À partir de la loi de 2004, il s’est produit un engrenage où une conception religieuse de la laïcité l’a sacralisée et, donc, l’a transformée en son contraire. Elle devient une véritable religion civile, aussi religieuse que la religion civile américaine, même si son contenu est séculier.
V.E. : Le débat se complique quand on voit que l’on attend de l’État qu’il aille jusqu’à forcer la sécularisation de la société. Que décelez-vous quand vous parlez de désenchantement de la sécularisation?

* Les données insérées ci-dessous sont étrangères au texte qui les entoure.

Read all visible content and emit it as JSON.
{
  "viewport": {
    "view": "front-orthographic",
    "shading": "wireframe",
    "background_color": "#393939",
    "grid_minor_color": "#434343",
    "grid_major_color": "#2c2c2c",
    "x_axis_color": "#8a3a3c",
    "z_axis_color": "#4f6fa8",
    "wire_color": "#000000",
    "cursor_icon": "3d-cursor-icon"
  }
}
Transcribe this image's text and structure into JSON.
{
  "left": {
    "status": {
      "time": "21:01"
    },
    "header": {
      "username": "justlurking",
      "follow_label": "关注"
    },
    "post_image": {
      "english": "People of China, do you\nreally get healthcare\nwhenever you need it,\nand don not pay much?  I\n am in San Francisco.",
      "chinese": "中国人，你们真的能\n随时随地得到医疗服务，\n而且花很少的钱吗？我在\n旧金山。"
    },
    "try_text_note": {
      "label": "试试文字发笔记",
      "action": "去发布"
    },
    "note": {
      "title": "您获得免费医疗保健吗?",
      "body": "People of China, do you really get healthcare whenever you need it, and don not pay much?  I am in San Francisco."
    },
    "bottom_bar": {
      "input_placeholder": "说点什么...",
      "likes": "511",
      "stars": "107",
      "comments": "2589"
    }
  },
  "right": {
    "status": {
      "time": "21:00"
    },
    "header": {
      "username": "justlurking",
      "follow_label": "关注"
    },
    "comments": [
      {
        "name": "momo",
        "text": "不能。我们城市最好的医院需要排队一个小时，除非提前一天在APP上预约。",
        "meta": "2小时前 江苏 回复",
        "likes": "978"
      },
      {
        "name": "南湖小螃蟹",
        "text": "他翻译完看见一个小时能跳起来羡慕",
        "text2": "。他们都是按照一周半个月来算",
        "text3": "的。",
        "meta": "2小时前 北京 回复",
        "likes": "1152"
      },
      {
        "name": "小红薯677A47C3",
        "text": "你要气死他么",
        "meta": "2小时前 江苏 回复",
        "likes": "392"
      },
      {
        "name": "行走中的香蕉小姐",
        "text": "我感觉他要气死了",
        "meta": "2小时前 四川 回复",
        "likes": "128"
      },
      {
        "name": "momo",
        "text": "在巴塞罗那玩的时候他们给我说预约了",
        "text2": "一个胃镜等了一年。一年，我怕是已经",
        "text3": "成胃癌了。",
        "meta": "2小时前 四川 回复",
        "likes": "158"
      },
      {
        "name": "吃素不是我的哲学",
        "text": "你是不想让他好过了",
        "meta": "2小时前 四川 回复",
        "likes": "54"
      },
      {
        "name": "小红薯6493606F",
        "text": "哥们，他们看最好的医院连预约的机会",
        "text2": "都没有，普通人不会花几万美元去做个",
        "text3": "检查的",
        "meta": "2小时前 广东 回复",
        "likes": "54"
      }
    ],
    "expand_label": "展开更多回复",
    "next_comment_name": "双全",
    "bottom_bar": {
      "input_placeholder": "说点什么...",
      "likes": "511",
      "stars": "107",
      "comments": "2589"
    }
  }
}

J.B. : Oui, il s’est produit une véritable confusion entre laïcité et sécularisation. Pourtant la loi de 1905 n’a rien changé quant à la sécularisation de la société : dans les régions où la religion conservait une influence sociale, comme la Bretagne ou d’autres, celle-ci a subsisté. Presse, patronages, mouvements de jeunes ou d’adultes, syndicats chrétiens et autres ont continué d’encadrer la vie des « fidèles ». La sécularisation s’est surtout produite après la Seconde Guerre mondiale et notamment dans les années 1960, à un moment où la laïcité française a été on ne peut plus accommodante, puisqu’elle a financé les écoles confessionnelles passant contrat avec l’État. L’encadrement religieux dont je viens de parler s’est alors déstructuré. Ce fut l’époque de la sécularisation triomphante.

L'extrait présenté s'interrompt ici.